Bangku nomor 26 A,Ifa berjalan melewati kursi-kursi pesawat sambil mencocokkan nomor yang ada di tiketnya dengan nomor pada kursi batavia itu. Yak, ini dia. Lastri dan Retno yang duduk di kursi 26B dan 26C mengikutinya dari belakang. Sementara Teuku, Zain dan Adil duduk di kursi 26D 26E dan 26F.
Lastri mengeluarkan handphone,”foto yuk!” pesawat belum berangkat jadi ketiga akhwat itu foto-foto lagi, hitung-hitung kenangan-kenangan. Mereka hanya sempat mengambil beberapa gambar. Wah, akhwat narsis abis mungkin itu ungkapan ikhwan-ikhwan yang duduk berseberangan dengan mereka.
Ifa beruntung duduk dekat jendela, jadi bisa melihat pemandangan di bawahnya.
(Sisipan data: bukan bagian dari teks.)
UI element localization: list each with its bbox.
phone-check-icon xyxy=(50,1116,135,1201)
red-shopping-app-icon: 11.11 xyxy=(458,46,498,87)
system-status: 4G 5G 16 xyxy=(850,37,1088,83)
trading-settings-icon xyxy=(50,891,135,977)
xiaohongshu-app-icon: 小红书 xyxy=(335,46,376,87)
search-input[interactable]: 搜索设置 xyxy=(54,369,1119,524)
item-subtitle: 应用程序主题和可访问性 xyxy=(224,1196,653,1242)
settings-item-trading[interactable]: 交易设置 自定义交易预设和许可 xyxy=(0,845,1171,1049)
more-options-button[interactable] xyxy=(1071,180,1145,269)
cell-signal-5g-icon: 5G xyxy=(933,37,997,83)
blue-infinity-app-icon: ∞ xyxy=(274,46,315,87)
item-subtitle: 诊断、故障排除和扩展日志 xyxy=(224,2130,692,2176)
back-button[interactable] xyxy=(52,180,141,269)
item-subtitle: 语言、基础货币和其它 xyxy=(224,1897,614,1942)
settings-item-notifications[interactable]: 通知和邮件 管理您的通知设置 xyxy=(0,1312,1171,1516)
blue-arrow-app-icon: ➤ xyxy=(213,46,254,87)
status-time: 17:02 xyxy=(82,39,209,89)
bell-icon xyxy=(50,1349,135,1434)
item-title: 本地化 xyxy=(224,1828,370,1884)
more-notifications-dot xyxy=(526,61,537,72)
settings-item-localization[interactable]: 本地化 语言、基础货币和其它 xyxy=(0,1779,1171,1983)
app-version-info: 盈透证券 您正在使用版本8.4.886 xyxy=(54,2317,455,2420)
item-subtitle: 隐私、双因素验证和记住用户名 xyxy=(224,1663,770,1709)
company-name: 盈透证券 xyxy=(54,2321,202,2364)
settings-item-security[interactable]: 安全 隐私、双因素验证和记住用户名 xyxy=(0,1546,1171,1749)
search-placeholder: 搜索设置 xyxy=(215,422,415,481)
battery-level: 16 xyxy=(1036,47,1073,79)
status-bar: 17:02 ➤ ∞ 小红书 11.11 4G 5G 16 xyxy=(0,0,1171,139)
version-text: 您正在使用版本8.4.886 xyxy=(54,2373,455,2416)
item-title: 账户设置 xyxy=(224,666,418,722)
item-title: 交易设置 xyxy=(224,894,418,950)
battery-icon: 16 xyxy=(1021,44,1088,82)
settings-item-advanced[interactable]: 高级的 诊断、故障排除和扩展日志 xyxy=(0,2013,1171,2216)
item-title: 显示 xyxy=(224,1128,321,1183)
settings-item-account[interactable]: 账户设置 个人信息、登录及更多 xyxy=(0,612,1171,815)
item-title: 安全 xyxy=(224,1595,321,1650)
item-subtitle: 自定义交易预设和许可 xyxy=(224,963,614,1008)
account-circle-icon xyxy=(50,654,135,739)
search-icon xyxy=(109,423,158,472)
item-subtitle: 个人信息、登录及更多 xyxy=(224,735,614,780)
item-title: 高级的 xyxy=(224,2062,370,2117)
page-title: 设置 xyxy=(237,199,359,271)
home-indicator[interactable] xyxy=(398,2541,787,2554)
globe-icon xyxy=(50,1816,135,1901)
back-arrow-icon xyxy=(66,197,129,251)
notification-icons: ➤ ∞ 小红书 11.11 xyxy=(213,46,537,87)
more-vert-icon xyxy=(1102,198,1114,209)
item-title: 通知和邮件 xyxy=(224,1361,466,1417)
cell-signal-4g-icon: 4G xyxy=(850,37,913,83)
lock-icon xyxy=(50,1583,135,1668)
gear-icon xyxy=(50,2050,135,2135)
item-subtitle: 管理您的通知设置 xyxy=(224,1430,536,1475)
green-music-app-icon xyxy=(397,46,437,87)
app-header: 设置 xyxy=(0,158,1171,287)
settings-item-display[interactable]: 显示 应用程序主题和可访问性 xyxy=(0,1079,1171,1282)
Pramugari sibuk memberi pengarahan dan memperagakannya, Ifa sudah pernah melihat kejadian itu tepat satu minggu yang lalu., ketika dia pulang ke Bengkulu naik pesawat. Dia ingat saat itu dia naik Lion kursi 17F. Memori itu mengingatkannya pada ibunya. Satu minggu yang lalu naik pesawat karena ibu. Ifa buru-buru menghilangkan pikirannya tentang ibunya tercinta sebelum air mata mengalir dipipinya. Perjalan ini harus dimanfaatkannya untuk memperbarui semangatnya lagi.
***
Bandara internasional Soekarnao-Hatta...
Batavia telah mendarat di bandara internasional Soetta, beberapa penumpang sudah turun termasuk Ifa dan tim yang lain. Sedikit berlari Ifa mengejar anggota tim, ini kali kedua Ifa ke Bandara ini. Lastri membawa ransel beratnya sendiri begitu pula dengan Retno. Teuku memberi kode pada Zain yang tidak mebawa apa-apa karena barangnya di bagasi untuk membawakan barang Lastri. Tapi karena ransel Lastri warnanya pink Zain mengurungkan niatnya dan hanya tersenyum kecil. Wah, parah ni ikhwan rasa simpatinya mana. Kali ini lastri yang kesal. Ifa dan Retno hanya geleng-geleng kepala.
Mereka nggak langsung keluar tapi ketempat pengambilan barang dulu. Retno dan Lastri nggak ikut ngantri karena barang-barang mereka nggak dititip di bagasi, mereka menunggu di belakang. Ifa beberapa kali memperhatikan barang-barang yang lewat di depannya. Tapi belum ada kopernya. Tak lama para ikhwan sudah mendapatkan barang mereka.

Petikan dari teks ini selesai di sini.